I loved this movie. I saw it at a theater in San Francisco before it hit wide-release because I assumed it would stay obscure (I live in the middle of Ohio, so that's what counts for obscure). I was there for a science conference and snuck away for the night because someone I knew recommended it. There were a handful of people there. I'd only read one review, and it was Ebert's journal in which he praised the film's rare ability to make him care about what happened to the characters. Maybe it's just priming, but it remains my go-to description (obviously) of what got me about "The Artist". It was so sincere and charming and engrossing in a way few movies I've seen are. And I've seen some silent movies - mostly the comedy greats of Keaton and Chaplin, along with Sunrise, Metropolis, and Battleship Potemkin, maybe a couple others - so there were references that I got that some (scratch that, many) audience members probably aren't getting, but they still get the movie anyway. And there's lots more that you were sensitive to that someone like me completely misses - even having seen Vertigo twice, I didn't recognize the musical segment despite its prominence in critics' reviews. It seems like that's where the problem here is for you; this is a movie that is made for people who don't know movies that well to get a couple of easy references that heighten their experience, not so much for aficionados who will pooh-pooh those moments and scoff that the director went with the most obvious of movie allusions. Your sensitivity to elements that in my judgment were secondary to the film's primary purpose of emotional engagement distracts you from being able to enjoy it.
On the other hand, I was totally underwhelmed by several movies you did enjoy this year: 30 Minutes or Less, The Descendants, Hugo; I thought Hugo was overlong, unnecessarily melodramatic and trite, and not moving, despite its visual achievements; I thought The Descendants was hackneyed, contrived, and overwritten (I haven't particularly liked any of Payne's movies for this last tendency to make me very aware of the fact that the actors are speaking lines written for them). (For the record, though, I pretty much exactly agree with you about Arrietty.) In your reviews, the things you praise (at least in the case of Hugo) were things that I appreciated, but weighed less in the ultimate judgment compared with the characters' lacking, and I thought that their story was the ultimate purpose of the movie - unlike Tree of Life, for instance. Ultimately, the point that I'm trying to make is that not every good movie needs to have excellent film grammar. At least for my purposes, I'm a lot more interested in a movie with an involving story and truly engaging characters whose story is told with a mastery of the form such that it tells the story well; the grammar serves the story, not its own excellence.

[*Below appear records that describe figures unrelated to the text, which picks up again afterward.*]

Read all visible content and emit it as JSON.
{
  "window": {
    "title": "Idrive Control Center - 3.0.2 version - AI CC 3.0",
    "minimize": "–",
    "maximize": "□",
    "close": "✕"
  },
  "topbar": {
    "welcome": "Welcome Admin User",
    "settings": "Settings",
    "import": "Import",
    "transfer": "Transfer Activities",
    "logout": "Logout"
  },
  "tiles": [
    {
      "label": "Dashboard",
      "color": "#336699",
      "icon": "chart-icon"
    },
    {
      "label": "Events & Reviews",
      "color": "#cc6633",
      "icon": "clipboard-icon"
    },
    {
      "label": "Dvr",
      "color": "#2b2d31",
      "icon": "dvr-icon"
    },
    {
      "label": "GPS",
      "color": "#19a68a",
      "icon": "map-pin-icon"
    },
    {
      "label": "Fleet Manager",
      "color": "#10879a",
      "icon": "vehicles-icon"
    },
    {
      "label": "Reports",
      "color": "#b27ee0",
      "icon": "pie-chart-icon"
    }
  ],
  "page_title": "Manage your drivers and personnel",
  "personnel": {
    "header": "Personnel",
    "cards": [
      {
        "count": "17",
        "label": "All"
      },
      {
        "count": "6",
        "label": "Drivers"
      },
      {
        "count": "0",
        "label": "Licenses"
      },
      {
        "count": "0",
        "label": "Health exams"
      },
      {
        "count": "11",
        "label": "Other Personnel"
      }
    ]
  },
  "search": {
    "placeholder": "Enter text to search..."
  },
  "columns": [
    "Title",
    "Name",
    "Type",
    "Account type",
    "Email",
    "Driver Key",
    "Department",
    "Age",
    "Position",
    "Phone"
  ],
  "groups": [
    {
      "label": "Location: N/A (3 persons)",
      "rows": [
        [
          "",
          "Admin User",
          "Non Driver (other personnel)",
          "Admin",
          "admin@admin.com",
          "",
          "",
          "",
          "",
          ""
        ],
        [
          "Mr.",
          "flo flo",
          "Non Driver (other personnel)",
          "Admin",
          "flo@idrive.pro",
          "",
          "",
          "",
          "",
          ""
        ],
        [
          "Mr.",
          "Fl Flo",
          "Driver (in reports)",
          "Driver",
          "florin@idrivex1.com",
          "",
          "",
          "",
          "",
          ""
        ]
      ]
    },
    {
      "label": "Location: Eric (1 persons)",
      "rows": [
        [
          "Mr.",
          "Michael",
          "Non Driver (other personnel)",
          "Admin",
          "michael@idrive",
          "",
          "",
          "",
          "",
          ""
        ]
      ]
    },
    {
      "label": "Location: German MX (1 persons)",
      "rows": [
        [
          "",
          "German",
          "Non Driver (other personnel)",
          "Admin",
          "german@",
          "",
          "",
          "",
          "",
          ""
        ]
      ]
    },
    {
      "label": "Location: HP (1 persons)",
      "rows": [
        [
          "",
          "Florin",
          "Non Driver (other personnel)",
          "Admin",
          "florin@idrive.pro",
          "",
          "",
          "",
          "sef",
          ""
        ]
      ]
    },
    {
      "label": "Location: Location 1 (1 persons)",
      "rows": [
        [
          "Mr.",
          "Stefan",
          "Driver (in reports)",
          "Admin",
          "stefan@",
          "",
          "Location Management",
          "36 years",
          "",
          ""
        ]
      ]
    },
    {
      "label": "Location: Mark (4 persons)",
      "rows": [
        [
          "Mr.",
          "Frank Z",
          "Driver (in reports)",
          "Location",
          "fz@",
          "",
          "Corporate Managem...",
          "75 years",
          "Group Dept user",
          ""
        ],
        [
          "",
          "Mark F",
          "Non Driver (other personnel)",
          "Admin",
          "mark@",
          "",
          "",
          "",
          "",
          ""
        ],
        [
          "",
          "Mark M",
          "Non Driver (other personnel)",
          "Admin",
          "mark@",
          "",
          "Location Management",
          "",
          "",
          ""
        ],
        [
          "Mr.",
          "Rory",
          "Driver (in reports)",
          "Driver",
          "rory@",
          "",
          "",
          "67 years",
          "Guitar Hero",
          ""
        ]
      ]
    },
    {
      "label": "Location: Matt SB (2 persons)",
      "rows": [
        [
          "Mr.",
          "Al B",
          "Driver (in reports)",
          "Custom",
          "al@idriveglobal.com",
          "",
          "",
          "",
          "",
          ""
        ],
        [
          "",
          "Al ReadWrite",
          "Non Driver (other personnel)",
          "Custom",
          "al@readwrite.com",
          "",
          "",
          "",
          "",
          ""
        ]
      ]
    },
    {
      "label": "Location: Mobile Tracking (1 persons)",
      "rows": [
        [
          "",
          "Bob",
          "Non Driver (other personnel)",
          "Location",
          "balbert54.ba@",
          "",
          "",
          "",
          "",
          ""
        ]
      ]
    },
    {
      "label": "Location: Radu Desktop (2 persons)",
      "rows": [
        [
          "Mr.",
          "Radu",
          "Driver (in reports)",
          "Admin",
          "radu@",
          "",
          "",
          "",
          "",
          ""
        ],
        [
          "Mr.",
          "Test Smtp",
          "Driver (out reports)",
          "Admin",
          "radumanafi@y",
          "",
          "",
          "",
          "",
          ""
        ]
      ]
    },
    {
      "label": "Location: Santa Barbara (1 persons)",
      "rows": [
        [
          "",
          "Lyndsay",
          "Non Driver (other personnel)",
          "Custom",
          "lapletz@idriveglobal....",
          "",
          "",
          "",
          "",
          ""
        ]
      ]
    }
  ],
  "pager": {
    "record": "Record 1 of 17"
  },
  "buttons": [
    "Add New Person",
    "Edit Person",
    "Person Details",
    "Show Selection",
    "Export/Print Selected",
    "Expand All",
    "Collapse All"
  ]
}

February 19, 2012 at 02:19 AM
And I found neither sincerity nor charm in any of it.
David Ehrenstein |
February 19, 2012 at 04:40 PM
I realized after reflecting on what I'd written that really I'm just rationalizing the things I'm willing to forgive in an imperfect movie I fundamentally liked. I also remembered some post from whenever where Glenn showed off his Tom Servo Christmas tree ornament, clearly demonstrating an appreciation for movies with less-than-stellar production values, so my characterization was overly broad, and the notion that characters can trump sophistication hardly groundbreaking. We're fundamentally arguing: "I liked it!" "I didn't!" You can't really go anywhere from there, and you're never going to make someone like a movie by convincing them they should. So for whatever it's worth, I'm agreeing to disagree.
February 19, 2012 at 11:11 PM
The comments to this entry are closed.